Он стер рукавицей пену с губ и посмотрел вдаль. По гребню самой высокой сопки шел Вавилов, его крупная фигура четко рисовалась на сером небе. Темная тень тащилась позади — Котик шел к железке.
— Может, вместе, командир? — спросил я.
Он не ответил, смотрел на Вавилова.
— Хоть бы вниз спустился. Вояка! А этот о чем думал, когда за нами увязался? — справа в распадке, утопая в снегу, медленно тащился доцент. — А вместе нам нельзя. Договорились же… Да ты за меня не переживай, я — совсем в другую сторону. У меня — карта, — он похлопал себя по боку, — увяжутся за мной, знаю, только где им против старого волка! — он махнул рукой и пошел.
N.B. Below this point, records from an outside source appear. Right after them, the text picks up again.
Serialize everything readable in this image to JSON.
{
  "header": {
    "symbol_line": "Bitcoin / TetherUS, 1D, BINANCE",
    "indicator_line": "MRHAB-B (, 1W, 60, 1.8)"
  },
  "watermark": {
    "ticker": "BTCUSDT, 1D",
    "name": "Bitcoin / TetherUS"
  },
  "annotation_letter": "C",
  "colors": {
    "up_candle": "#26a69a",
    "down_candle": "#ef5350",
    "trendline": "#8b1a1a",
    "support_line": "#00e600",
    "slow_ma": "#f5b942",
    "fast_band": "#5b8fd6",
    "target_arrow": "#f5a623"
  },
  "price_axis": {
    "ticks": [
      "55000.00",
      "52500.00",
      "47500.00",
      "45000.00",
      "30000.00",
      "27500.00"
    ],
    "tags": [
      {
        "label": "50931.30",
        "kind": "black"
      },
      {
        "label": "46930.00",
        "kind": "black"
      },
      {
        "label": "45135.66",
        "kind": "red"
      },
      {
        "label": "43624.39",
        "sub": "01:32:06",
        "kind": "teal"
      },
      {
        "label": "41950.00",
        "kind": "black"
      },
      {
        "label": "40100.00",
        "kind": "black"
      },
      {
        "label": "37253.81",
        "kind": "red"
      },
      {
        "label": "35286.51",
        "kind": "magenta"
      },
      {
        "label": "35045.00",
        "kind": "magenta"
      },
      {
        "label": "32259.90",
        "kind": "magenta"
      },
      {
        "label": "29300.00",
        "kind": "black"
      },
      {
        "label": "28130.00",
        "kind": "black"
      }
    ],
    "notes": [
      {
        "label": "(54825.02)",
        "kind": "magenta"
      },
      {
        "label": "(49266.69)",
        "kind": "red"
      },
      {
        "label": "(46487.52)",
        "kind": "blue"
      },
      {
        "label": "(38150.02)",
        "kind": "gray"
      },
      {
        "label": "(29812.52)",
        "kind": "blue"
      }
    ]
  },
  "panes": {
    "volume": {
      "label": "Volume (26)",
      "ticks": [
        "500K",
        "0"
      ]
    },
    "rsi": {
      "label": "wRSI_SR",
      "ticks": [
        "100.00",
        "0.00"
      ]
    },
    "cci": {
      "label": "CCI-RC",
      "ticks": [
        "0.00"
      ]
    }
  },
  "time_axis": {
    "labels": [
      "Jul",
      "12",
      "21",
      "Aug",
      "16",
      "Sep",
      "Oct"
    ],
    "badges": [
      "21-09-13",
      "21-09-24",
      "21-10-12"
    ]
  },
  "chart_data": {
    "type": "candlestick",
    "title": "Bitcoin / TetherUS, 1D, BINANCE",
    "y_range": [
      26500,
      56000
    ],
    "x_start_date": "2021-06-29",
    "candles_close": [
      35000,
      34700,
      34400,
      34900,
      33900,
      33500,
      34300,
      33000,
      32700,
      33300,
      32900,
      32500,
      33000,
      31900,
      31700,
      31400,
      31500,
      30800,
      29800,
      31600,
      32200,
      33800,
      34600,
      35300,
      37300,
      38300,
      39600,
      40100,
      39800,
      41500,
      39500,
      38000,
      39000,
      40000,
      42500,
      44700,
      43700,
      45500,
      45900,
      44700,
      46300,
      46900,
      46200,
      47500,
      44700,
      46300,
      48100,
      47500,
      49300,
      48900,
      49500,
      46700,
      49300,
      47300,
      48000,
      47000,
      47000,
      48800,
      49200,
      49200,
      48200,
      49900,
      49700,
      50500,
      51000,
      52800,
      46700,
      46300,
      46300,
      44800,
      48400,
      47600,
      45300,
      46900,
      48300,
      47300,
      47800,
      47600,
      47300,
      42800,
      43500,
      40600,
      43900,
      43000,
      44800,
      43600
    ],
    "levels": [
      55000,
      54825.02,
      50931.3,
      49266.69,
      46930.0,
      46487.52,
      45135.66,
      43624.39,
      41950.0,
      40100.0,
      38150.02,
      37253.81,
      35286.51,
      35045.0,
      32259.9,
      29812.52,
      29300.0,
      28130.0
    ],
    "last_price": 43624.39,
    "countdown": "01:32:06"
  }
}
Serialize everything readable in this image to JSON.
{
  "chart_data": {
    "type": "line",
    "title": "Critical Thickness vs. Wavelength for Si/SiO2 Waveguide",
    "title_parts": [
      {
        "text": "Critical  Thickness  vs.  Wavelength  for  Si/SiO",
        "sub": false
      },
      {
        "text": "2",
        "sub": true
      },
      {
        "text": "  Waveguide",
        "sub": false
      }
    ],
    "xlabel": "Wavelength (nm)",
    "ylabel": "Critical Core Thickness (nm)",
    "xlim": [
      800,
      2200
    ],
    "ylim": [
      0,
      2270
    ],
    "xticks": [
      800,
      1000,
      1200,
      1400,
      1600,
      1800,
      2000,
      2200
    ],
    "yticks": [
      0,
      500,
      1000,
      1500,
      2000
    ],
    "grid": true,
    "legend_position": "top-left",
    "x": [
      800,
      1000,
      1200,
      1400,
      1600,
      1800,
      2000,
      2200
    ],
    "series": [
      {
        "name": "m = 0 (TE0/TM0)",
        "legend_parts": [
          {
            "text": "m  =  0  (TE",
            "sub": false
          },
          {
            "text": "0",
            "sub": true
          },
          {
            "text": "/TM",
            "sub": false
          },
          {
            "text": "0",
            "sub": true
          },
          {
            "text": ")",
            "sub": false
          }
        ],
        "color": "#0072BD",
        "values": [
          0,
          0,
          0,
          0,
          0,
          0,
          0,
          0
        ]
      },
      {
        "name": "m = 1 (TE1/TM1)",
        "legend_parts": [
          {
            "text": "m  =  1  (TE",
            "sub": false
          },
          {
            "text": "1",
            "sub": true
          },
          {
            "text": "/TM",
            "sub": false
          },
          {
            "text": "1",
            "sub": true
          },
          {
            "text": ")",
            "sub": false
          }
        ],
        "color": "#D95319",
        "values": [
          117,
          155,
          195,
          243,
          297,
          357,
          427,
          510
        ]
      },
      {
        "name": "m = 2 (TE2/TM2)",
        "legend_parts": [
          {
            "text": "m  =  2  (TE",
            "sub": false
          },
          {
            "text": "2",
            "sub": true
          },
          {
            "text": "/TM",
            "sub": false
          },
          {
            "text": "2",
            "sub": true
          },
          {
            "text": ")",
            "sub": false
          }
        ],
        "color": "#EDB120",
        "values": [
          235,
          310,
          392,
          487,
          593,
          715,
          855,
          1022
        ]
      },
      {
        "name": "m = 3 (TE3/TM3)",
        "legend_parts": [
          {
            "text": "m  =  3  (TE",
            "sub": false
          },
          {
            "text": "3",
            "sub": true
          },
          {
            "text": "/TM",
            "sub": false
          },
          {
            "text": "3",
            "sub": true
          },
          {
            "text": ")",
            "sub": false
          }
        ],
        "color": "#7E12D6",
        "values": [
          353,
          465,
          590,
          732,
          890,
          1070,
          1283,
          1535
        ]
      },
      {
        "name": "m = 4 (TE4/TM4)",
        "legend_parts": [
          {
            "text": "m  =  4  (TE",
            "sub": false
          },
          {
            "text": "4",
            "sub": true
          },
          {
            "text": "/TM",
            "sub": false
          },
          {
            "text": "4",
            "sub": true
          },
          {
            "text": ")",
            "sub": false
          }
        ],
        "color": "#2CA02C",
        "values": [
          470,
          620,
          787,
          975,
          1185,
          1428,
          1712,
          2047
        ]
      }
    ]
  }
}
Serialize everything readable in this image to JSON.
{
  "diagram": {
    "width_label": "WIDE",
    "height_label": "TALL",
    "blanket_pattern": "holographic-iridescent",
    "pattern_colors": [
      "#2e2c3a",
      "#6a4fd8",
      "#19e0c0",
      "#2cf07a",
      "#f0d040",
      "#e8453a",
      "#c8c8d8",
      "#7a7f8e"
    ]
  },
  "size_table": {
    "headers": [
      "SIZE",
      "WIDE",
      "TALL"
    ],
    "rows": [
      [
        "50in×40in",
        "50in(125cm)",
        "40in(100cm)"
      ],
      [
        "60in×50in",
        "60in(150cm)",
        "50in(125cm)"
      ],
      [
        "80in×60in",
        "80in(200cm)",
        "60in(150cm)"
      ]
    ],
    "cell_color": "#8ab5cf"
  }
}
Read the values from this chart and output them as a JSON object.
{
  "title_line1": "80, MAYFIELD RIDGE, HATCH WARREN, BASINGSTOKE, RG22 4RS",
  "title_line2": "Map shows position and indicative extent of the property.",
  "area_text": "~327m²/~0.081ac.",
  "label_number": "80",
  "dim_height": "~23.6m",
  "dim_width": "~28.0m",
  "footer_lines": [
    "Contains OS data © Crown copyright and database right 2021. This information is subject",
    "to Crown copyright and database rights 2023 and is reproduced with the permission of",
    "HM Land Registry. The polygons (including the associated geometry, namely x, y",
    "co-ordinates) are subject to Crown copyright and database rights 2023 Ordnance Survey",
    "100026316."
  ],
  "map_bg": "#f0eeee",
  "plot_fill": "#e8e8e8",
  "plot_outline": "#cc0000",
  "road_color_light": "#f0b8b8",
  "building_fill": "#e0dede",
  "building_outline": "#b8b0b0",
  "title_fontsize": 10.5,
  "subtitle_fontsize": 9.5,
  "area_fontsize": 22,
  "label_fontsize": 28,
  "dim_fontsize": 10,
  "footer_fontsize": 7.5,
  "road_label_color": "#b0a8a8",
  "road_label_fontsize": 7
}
Сумасшедший, обреченный на провал побег начался.
Вблизи речной берег выглядел иначе, чем издали. Поваленные деревья, стволы которых иногда перегораживали неширокую речку, едва угадывались под толстым слоем снега. Корявые сучья и глубокий снег делали дальнейшее передвижение невозможным. Я углубился в тайгу, но и там идти было не легче — береговая полоса изобиловала буреломом. К тому же солнце заволокло тучами, пошел снег, быстро превратившийся в пургу — я потерял направление.
В тайге гибнут не одни беглецы. Иногда в распадках находят останки таежников, обглоданные лесным зверьем.
Гибнут чаще всего, заблудившись в пургу, бушующую по нескольку суток. Конец февраля — начало марта как раз время сибирских метелей.
Выбрав самую высокую ель, я забрался под ее нижние утонувшие в снегу ветви и принялся сооружать берлогу. Когда-то до войны мы с отцом ходили на охоту. В лесу не столько стреляли, сколько строили шалаши, делали переправы через речки, плели циновки из тростника, запекали в костре обмазанные глиной тушки уток, как это делают на охоте тунгусы, сооружали берлоги подобно этой.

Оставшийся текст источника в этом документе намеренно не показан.